Known more for his Native flute recordings, Joseph L. Young picks up his sax and carries it into unexplored territory on Every Moment—a literal redefinition of the New Age genre. Melding the soulful qualities of the instrument with layers of new age electronic keyboards yields a recording that is unique and ground-breaking. Seldom does an artist bring a new element to the forefront in such dramatic and accessible fashion as does Young here. Young integrates the sax into new age melodicism with style and aplomb throughout the album. Superbly layered electronic keyboards, rhythms, and textures merge seamlessly with the sax melodies and the magic that ensues is breathtakingly gorgeous.
Ambient artist Jeff Greinke has been on quite the musical voyage over the last few decades. I first fell in love with his music in 1993 (In Another Place). Since then, I have charted his various paths through a variety of ambient sub-genres, always impressed with his adventurous spirit melded to a unique musical vision. Before Sunrise features Greinke (keyboards, samples, electronics, processing) incorporating the talents of classical music artists (viola, violin, cello, trumpet, French horn, flute, clarinet) to craft music that is both beautiful and shadowy with elements of neo-classical merged with atmospheric ambient in ways that defy easy categorization. Greinke, as ever, is wholly accessible yet undeniably 100 percent an original.
Eric Tingstad’s transformation from one half of an iconic New Age duo (with woodwind artist Nancy Rumbel) to a full-on roots blues/folk artist is now complete on Electric Spirit. This album is a stone cold blast from start to finish, revealing Tingstad’s electric guitar chops at every turn. Whether re-inventing standards such as “Oh Shenandoah,” or “Over the Rainbow,” or parading his substantial folk/blues skills on originals, e.g. “Bessie,” “South to Carolina,” or “Flamingo Club,” Tingstad and his bandmates guarantee a good time will be had by all. Hands down it's one of the best releases of 2018 or I don’t know my stuff!

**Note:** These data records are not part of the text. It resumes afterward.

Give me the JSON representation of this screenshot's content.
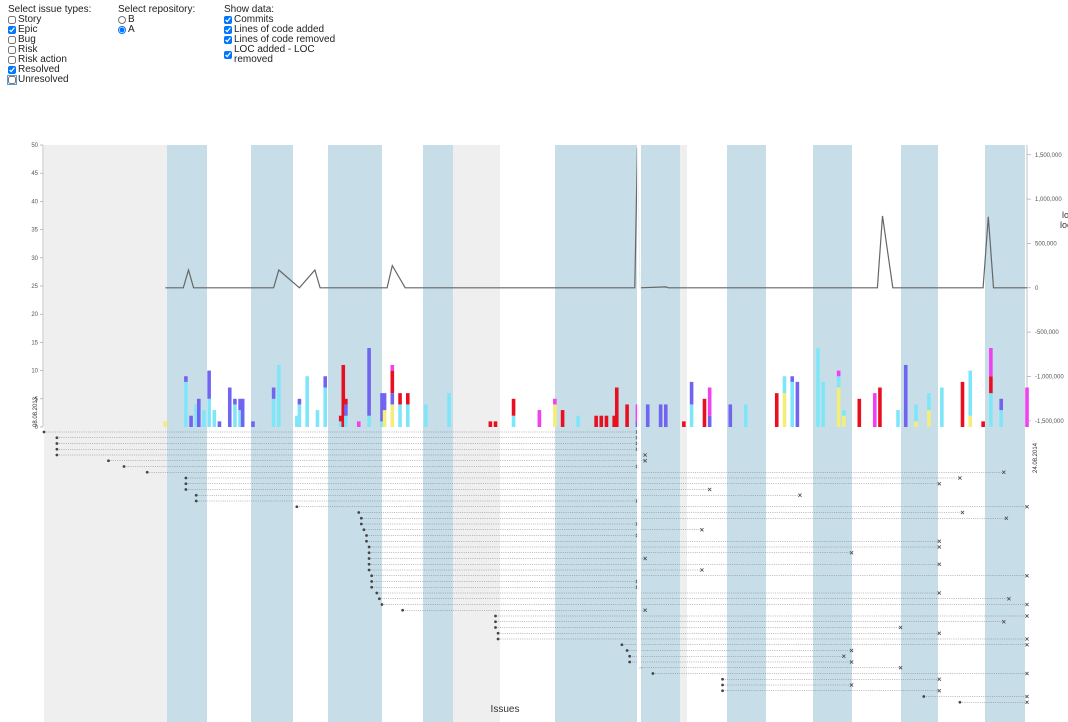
{
  "controls": {
    "issue_types": {
      "label": "Select issue types:",
      "options": [
        {
          "label": "Story",
          "checked": false
        },
        {
          "label": "Epic",
          "checked": true
        },
        {
          "label": "Bug",
          "checked": false
        },
        {
          "label": "Risk",
          "checked": false
        },
        {
          "label": "Risk action",
          "checked": false
        },
        {
          "label": "Resolved",
          "checked": true
        },
        {
          "label": "Unresolved",
          "checked": false
        }
      ]
    },
    "repository": {
      "label": "Select repository:",
      "options": [
        {
          "label": "B",
          "checked": false
        },
        {
          "label": "A",
          "checked": true
        }
      ]
    },
    "show_data": {
      "label": "Show data:",
      "options": [
        {
          "label": "Commits",
          "checked": true
        },
        {
          "label": "Lines of code added",
          "checked": true
        },
        {
          "label": "Lines of code removed",
          "checked": true
        },
        {
          "label": "LOC added - LOC removed",
          "checked": true
        }
      ]
    }
  },
  "chart_data": [
    {
      "type": "bar",
      "stacked": true,
      "xlim": [
        0,
        381
      ],
      "ylim": [
        0,
        50
      ],
      "yticks": [
        0,
        5,
        10,
        15,
        20,
        25,
        30,
        35,
        40,
        45,
        50
      ],
      "x": [
        47,
        55,
        57,
        59,
        60,
        62,
        64,
        66,
        68,
        72,
        74,
        76,
        77,
        81,
        89,
        91,
        98,
        99,
        102,
        106,
        109,
        115,
        116,
        117,
        122,
        126,
        131,
        132,
        135,
        138,
        141,
        148,
        157,
        173,
        175,
        182,
        192,
        198,
        201,
        207,
        214,
        216,
        218,
        221,
        222,
        226,
        230,
        234,
        239,
        241,
        248,
        251,
        256,
        258,
        266,
        272,
        284,
        287,
        290,
        292,
        300,
        302,
        308,
        310,
        316,
        322,
        324,
        331,
        334,
        338,
        343,
        348,
        356,
        359,
        364,
        367,
        371,
        381
      ],
      "series": [
        {
          "color": "#f5ee76",
          "values": [
            1,
            0,
            0,
            0,
            0,
            0,
            0,
            0,
            0,
            0,
            0,
            0,
            0,
            0,
            0,
            0,
            0,
            0,
            0,
            0,
            0,
            0,
            0,
            0,
            0,
            0,
            0,
            3,
            4,
            0,
            0,
            0,
            0,
            0,
            0,
            0,
            0,
            4,
            0,
            0,
            0,
            0,
            0,
            0,
            0,
            0,
            0,
            0,
            0,
            0,
            0,
            0,
            0,
            0,
            0,
            0,
            0,
            6,
            0,
            0,
            0,
            0,
            7,
            2,
            0,
            0,
            0,
            0,
            0,
            1,
            3,
            0,
            0,
            2,
            0,
            0,
            0,
            0
          ]
        },
        {
          "color": "#7ee6f8",
          "values": [
            0,
            8,
            0,
            4,
            0,
            3,
            5,
            3,
            0,
            0,
            4,
            3,
            0,
            0,
            5,
            11,
            2,
            4,
            9,
            3,
            7,
            1,
            0,
            2,
            0,
            2,
            1,
            0,
            0,
            4,
            4,
            4,
            6,
            0,
            0,
            2,
            0,
            0,
            0,
            2,
            0,
            0,
            0,
            0,
            0,
            0,
            0,
            0,
            0,
            0,
            0,
            4,
            0,
            0,
            0,
            4,
            0,
            3,
            8,
            0,
            14,
            8,
            2,
            1,
            0,
            0,
            0,
            3,
            0,
            3,
            3,
            7,
            0,
            8,
            0,
            6,
            3,
            0
          ]
        },
        {
          "color": "#7064f0",
          "values": [
            0,
            1,
            2,
            0,
            5,
            0,
            5,
            0,
            1,
            7,
            1,
            2,
            5,
            1,
            2,
            0,
            0,
            1,
            0,
            0,
            2,
            0,
            0,
            2,
            0,
            12,
            5,
            3,
            2,
            0,
            0,
            0,
            0,
            0,
            0,
            0,
            0,
            0,
            0,
            0,
            0,
            0,
            0,
            0,
            0,
            0,
            1,
            4,
            4,
            4,
            0,
            4,
            0,
            2,
            4,
            0,
            0,
            0,
            1,
            8,
            0,
            0,
            0,
            0,
            0,
            0,
            0,
            0,
            11,
            0,
            0,
            0,
            0,
            0,
            0,
            0,
            2,
            0
          ]
        },
        {
          "color": "#e81020",
          "values": [
            0,
            0,
            0,
            0,
            0,
            0,
            0,
            0,
            0,
            0,
            0,
            0,
            0,
            0,
            0,
            0,
            0,
            0,
            0,
            0,
            0,
            1,
            11,
            1,
            0,
            0,
            0,
            0,
            4,
            2,
            2,
            0,
            0,
            1,
            1,
            3,
            0,
            0,
            3,
            0,
            2,
            2,
            2,
            2,
            7,
            4,
            0,
            0,
            0,
            0,
            1,
            0,
            5,
            0,
            0,
            0,
            6,
            0,
            0,
            0,
            0,
            0,
            0,
            0,
            5,
            0,
            7,
            0,
            0,
            0,
            0,
            0,
            8,
            0,
            1,
            3,
            0,
            0
          ]
        },
        {
          "color": "#f040f0",
          "values": [
            0,
            0,
            0,
            0,
            0,
            0,
            0,
            0,
            0,
            0,
            0,
            0,
            0,
            0,
            0,
            0,
            0,
            0,
            0,
            0,
            0,
            0,
            0,
            0,
            1,
            0,
            0,
            0,
            1,
            0,
            0,
            0,
            0,
            0,
            0,
            0,
            3,
            1,
            0,
            0,
            0,
            0,
            0,
            0,
            0,
            0,
            3,
            0,
            0,
            0,
            0,
            0,
            0,
            5,
            0,
            0,
            0,
            0,
            0,
            0,
            0,
            0,
            1,
            0,
            0,
            6,
            0,
            0,
            0,
            0,
            0,
            0,
            0,
            0,
            0,
            5,
            0,
            7
          ]
        }
      ]
    },
    {
      "type": "line",
      "xlim": [
        0,
        381
      ],
      "y2lim": [
        -1570000,
        1610000
      ],
      "y2ticks": [
        {
          "value": 1500000,
          "label": "1,500,000"
        },
        {
          "value": 1000000,
          "label": "1,000,000"
        },
        {
          "value": 500000,
          "label": "500,000"
        },
        0,
        {
          "value": -500000,
          "label": "-500,000"
        },
        {
          "value": -1000000,
          "label": "-1,000,000"
        },
        {
          "value": -1500000,
          "label": "-1,500,000"
        }
      ],
      "y2label": [
        "lo",
        "loc"
      ],
      "series": [
        {
          "color": "#666666",
          "axis": "y2",
          "x": [
            47,
            54,
            56,
            58,
            89,
            91,
            99,
            105,
            107,
            133,
            135,
            140,
            229,
            230,
            231,
            241,
            242,
            323,
            325,
            329,
            364,
            366,
            368,
            381
          ],
          "values": [
            0,
            0,
            200000,
            0,
            0,
            200000,
            0,
            200000,
            0,
            0,
            250000,
            0,
            0,
            1580000,
            0,
            10000,
            0,
            0,
            810000,
            0,
            0,
            800000,
            0,
            0
          ]
        }
      ]
    },
    {
      "type": "gantt",
      "xlim": [
        0,
        381
      ],
      "xlabel": "Issues",
      "xticks": [
        {
          "value": 0,
          "label": "08.08.2013"
        },
        {
          "value": 381,
          "label": "24.08.2014"
        }
      ],
      "start": [
        0,
        5,
        5,
        5,
        5,
        25,
        31,
        40,
        55,
        55,
        55,
        59,
        59,
        98,
        122,
        123,
        123,
        124,
        125,
        125,
        126,
        126,
        126,
        126,
        126,
        127,
        127,
        127,
        129,
        130,
        131,
        139,
        175,
        175,
        175,
        176,
        176,
        224,
        226,
        227,
        227,
        231,
        236,
        263,
        263,
        263,
        341,
        355
      ],
      "end": [
        230,
        230,
        230,
        230,
        233,
        233,
        230,
        372,
        355,
        347,
        258,
        293,
        230,
        381,
        356,
        373,
        230,
        255,
        230,
        347,
        347,
        313,
        233,
        347,
        255,
        381,
        230,
        230,
        347,
        374,
        381,
        233,
        381,
        372,
        332,
        347,
        381,
        381,
        313,
        310,
        313,
        332,
        381,
        347,
        313,
        347,
        381,
        381
      ]
    }
  ]
}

If you’ve never heard the magical musical strains of the Chapman stick, you're in for a treat on Michael Kollwitz's Serenity II. Somewhat like a cross between a guitar and an acoustic bass, the Chapman stick lends itself to particularly evocative music and Kollwitz is a maestro in its niche sub-genre. Melodic in a somewhat unconventional way, the Chapman stick is played fingerstyle, like a guitar, but it has a particularly special sonic characteristic that invites introspection without succumbing to non-musical posturing. Difficult to describe in words, but oh so easy to enjoy, that is the beauty of the Chapman stick in the right person’s hands, as it is here.